As Britain loosens its ties with Europe, it will find itself having to protect the space-reliant aspects of its national security and economic interests in a world characterised by an accelerating US-China space race

Post-Brexit Britain faces stark choices bearing on its national security as it seeks to grow – and protect – critical capabilities in communications, navigation and finance that are increasingly reliant on space-based technologies. And, warned a panel of experts meeting in London last week, those choices will be heavily political as the country distances itself from Europe while grappling with the fallout from an escalating US-China space race.

During a 12 March British Foreign Policy Group event titled “Beyond Global Britain – UK foreign policy in space”, UK Space Agency international programmes director Alice Bunn noted that while exploration is a very visible platform for spacefaring nations to make geopolitical statements, the 1960s space race ended with the USA and Soviet Union making a rapid “pivot” towards co-operation. But, she says, after an era characterised by joint efforts in areas like meteorology and ultimately the International Space Station, the world today is “pivoting back to competition”: the USA is focused on the Moon and China is demonstrating a wide range of capabilities.

Ariane 5 Galileo launch 2016

Source: S Corvaja/ESA

This 2016 Ariane 5 launch orbited four of Europe’s Galileo navigation satellites

Airbus senior strategist Liz Seward underscores that, for the UK, Brexit is the overarching political issue that will guide London’s foreign policy choices. In the domain of intelligence, for example, she asks, will a UK less bound to Europe remain reliant on its partners in the “five eyes” group of English-speaking nations: Australia, Canada, New Zealand, the UK and the USA? Or will it look to build security relationships with other partners – India or Japan, for example?

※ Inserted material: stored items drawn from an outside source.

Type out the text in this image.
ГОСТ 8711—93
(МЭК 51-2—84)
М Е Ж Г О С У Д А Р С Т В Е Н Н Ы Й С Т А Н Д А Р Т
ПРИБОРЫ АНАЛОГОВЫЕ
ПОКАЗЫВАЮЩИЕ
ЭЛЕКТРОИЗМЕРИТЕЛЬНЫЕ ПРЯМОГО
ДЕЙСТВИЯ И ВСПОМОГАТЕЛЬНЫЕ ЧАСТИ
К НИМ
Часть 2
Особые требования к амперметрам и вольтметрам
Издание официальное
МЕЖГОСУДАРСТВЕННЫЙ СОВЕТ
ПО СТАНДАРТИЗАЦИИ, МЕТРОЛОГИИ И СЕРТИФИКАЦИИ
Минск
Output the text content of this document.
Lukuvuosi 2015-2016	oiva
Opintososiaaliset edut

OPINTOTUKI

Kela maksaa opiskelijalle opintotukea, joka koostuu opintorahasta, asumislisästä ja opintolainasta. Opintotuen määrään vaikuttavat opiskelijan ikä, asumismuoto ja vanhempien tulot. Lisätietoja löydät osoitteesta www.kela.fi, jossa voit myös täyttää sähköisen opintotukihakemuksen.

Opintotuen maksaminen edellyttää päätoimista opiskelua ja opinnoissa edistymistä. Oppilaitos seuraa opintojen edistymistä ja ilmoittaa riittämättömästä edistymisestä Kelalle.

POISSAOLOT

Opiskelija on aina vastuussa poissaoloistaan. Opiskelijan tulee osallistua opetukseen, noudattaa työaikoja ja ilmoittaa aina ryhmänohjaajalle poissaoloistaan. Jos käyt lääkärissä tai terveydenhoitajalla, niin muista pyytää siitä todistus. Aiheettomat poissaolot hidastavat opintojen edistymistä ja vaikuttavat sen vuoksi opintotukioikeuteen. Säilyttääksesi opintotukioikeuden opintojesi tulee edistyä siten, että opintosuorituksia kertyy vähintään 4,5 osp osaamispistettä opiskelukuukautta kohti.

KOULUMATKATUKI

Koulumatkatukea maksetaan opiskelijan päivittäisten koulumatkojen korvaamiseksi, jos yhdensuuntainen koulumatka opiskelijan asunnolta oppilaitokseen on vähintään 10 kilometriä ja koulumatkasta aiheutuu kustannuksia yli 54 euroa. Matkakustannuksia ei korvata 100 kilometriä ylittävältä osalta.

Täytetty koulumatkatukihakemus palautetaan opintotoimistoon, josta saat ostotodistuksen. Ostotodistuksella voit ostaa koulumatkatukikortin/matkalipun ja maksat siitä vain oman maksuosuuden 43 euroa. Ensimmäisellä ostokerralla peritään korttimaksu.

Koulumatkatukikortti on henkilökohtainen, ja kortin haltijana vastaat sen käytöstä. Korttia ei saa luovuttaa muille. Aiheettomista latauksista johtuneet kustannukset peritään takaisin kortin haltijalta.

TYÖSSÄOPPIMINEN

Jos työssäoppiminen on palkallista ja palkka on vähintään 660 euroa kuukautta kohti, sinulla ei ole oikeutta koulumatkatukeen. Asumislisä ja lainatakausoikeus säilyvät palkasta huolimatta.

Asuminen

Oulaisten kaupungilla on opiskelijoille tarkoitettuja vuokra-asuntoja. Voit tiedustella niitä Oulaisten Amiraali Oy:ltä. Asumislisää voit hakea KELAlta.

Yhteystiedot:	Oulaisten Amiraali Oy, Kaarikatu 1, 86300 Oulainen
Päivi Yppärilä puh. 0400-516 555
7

The UK’s political decisions, then, will necessarily guide its industrial policy in space, and may answer questions such as whether or not it should develop an independent satellite navigation system to make up for its departure from the EU’s Galileo programme. As Bunn observes, the UK has declared much ambition, for example in its long-standing objective of commanding 10% of the global space economy by 2030 and investment that includes record commitments made in late 2019 to European Space Agency (ESA) programmes. The UK is strong in the manufacture of satellites and components, as well as downstream services, and the next couple of years will also see the advent of some independent launch capability. But, says Bunn: “So far the UK is not in general a contributor of operational capability.”

“What next?” is the key question, she says, adding: “Should the UK do more?”

Seward adds context, observing that even with its new ESA spending levels, the UK will “always be a little player”, even behind France and Germany. However, she stresses the country’s financial markets and technical expertise make a strong ecosystem for start-ups and small companies, so in that regard, the UK is a leader in space.

But for the UK to find, as Bunn puts it, a “role” in this new space race, the panel agreed that the government must set clear strategic priorities and embrace big projects, which it has traditionally shied away from in space. Michelle Howard, a defence expert and strategic policy adviser who leads the Foreign Policy Group’s “D” unit, says government efforts to help space sector companies would be more powerful if it were clear on strategy and goals – and was prepared to follow the lead of bigger space powers such as France, Germany or the USA and boost early-stage development of ambitious projects by signing on as a customer.

As Howard puts it, the growing importance of space to our everyday lives – bearing on travel, navigation, payments, telecommunications, maritime surveillance, flood monitoring, and so on – means the industry has a “compelling” story to tell, as the impact on security and the economy cannot be overestimated. She cites a report by London Economics estimating that disruption of space infrastructure could cost the UK economy £1 billion ($1.23 billion) per day.

Balancing cost and capability is, says Seward, “a question of money”. France and Germany have very well-established national space programmes, and they fund the research and development that delivers on key objectives. Britain, she notes, tends to buy what is made, putting the investment burden more squarely on industry. The country needs to spend more, she believes, but says “we’re not so far behind” – echoing a key theme of the event, that the UK needs not to simply follow France or Germany, but to decide what it wants and then employ smarter, more cost-effective procurement strategies.

The panel returned several times to the need for London to set out clear strategic goals. Howard notes that while much hope was placed in the recently formed – but yet to meet – National Space Council as a single, responsible body that could give industry a clear lead, it remains unclear whether it would have the authority to drive a budget-backed industrial policy. Asked what the government should do to protect its critical space infrastructure – for example whether it is squarely in the national interest to have an independent satellite navigation system – Bunn observes that the post-Brexit world represents a broader policy challenge than space. So, she asks, what are the UK’s goals?

Joanna Hart, development manager at the Harwell space industry and research cluster near Oxford, wants to see the National Space Council take strategic decisions on, for example, which companies to back, which means the government has to be prepared to take a risk on success or failure. She stresses that with a clear infrastructure, capability or service objective – and the government committed as an anchor customer – companies would be competing for contracts with clear objectives.